UPDATE 2023-11-24 15:00 UTC
Load balancers 🥁
After more (successful) load tests, the new version of sōzu (0.15.17) is being installed on all impacted public and private load balancers. Upgrades should be over in the next two hours.
Cellar 👀
The team continues to investigate the random slowness issues still encountered by some customers, which we are trying to reproduce in a consistent way.
UPDATE 2023-11-24 10:45 UTC
Load balancers 🥁
We've tested our new Sōzu release (0.15.17) all night with extra monitoring and no lag or crash was detected.
The only remaining issues were on the non updated (0.13.6) instances. They were detected by our monitoring and the on-call team restarted them.

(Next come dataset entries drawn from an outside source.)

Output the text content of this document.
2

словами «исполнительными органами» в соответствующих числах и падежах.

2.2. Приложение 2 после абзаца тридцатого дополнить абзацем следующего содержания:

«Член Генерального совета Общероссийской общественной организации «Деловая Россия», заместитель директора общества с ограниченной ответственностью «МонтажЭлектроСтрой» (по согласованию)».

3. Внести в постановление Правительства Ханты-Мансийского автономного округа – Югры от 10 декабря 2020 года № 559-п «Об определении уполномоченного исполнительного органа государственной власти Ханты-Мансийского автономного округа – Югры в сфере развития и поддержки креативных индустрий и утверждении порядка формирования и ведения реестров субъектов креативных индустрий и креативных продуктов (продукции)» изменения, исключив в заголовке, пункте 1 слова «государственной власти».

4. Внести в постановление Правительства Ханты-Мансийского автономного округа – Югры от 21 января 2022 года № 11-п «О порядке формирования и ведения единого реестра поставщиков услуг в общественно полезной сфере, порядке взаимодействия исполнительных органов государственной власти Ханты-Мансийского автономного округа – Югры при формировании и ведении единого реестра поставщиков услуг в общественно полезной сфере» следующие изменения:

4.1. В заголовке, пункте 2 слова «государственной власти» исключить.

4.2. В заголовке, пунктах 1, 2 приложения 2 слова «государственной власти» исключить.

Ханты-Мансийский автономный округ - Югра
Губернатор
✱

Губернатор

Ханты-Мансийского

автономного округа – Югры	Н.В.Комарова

We are pretty confident that this new release solves our load balancers issues. We plan to switch all private and public Sōzu load balancers to 0.15.17 today and monitor them over the coming days.
Temporary incident:
While updating our configuration to grow the traffic shares of the new (0.15.17) load balancers, a human mistake (and not a newly discovered bug) broke part of the configuration, causing many ssl version errors on 15% of the requests between 09:25 and 09:50 UTC.
UPDATE 2023-11-23 18:43 UTC
Certificates ✅
As we planed earlier, the renewal of all certificates in RSA 2048 has been completed, except for a few wildcards (mostly ours) which require manual intervention. This will be dealt with shortly.
Load balancers 🛥️
We were able to identify the root cause of our desync/lag in Sōzu. A specific request, a ‘double bug’, was causing worker crashes. We developed fixes and are confident they will fix our problems. We’ll test them and be monitoring the situation before deploying them fully in production.
Cellar 👀
We’ve upgraded our load balancers infrastructure and monitoring tools to check whether this will improve the various types of problems reported to us.

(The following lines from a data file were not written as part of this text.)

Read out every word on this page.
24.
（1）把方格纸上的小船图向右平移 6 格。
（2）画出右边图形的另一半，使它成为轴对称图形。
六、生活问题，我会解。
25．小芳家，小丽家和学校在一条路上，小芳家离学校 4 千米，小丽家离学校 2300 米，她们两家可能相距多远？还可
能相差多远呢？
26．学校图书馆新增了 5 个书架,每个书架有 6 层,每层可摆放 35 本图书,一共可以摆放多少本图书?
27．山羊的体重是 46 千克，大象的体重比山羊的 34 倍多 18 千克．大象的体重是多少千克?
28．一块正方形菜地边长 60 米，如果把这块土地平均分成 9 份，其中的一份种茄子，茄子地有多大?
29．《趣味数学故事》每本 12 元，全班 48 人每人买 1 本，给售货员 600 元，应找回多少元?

Original Status (2023-11-23 14:12 UTC)
1. Key management in Sōzu and security standards
Background: Two months ago, we migrated our Let’s Encrypt aumotatic certificate generation from RSA 2048 keys to RSA 4096 keys. Following a major certificates renewal in early November, this led to timeouts when processing requests, and then 504 errors.
Actions:
- On Monday November 13, we rolled back key generation to RSA 2048 for all new certificates.
- On Monday November 20, we launched a complete key regeneration in RSA 2048, which requires an increase in our Let's Encrypt quotas (in progress).
Back to normal: Within the day, while we finish regeneration.
Next steps: We have also explored a migration to the ECDSA standard, which according to our initial tests will enable us to improve both the performance and security levels of our platform. Such a migration will be planned in the coming months, after a deeper impact analysis.
2. HTTPS performance issues
Background: We noted a significant drop in HTTPS request processing performance, with capacity reduced from 8,000 to 4,000 requests per second, due in particular to an excessive number of syscalls via rustls.
Actions: We developed a Sōzu update and pushed it on November 16.
Back to normal: The problem is now resolved.
3. Load balancers desync/lag
Background: Load balancers are sometimes out of sync, Sōzu gets stuck in TLS handshakes or requests. The workers no longer take the config updates, causing the proxy-manager to freeze. The load balancers then miss all new config updates until we restart them.
Actions: We have improved our tooling to detect the root cause of the problem at a deeper level. We have been able to confirm that this concerns both Sōzu versions 0.13.x and 0.15.x.
Next steps: We'll be tracing the problem in greater depth within the day, to decide what actions to take in the short term to mitigate the problem.
4. Random slowness on Cellar
Background: Customers are reporting slowness or timeouts on Cellar, which we are now able to identify and qualify. If the cause has not been fully spotted, we have several ways of mitigating the problem.
Actions: Add capacity to front-ends infrastructure and enhance network configuration.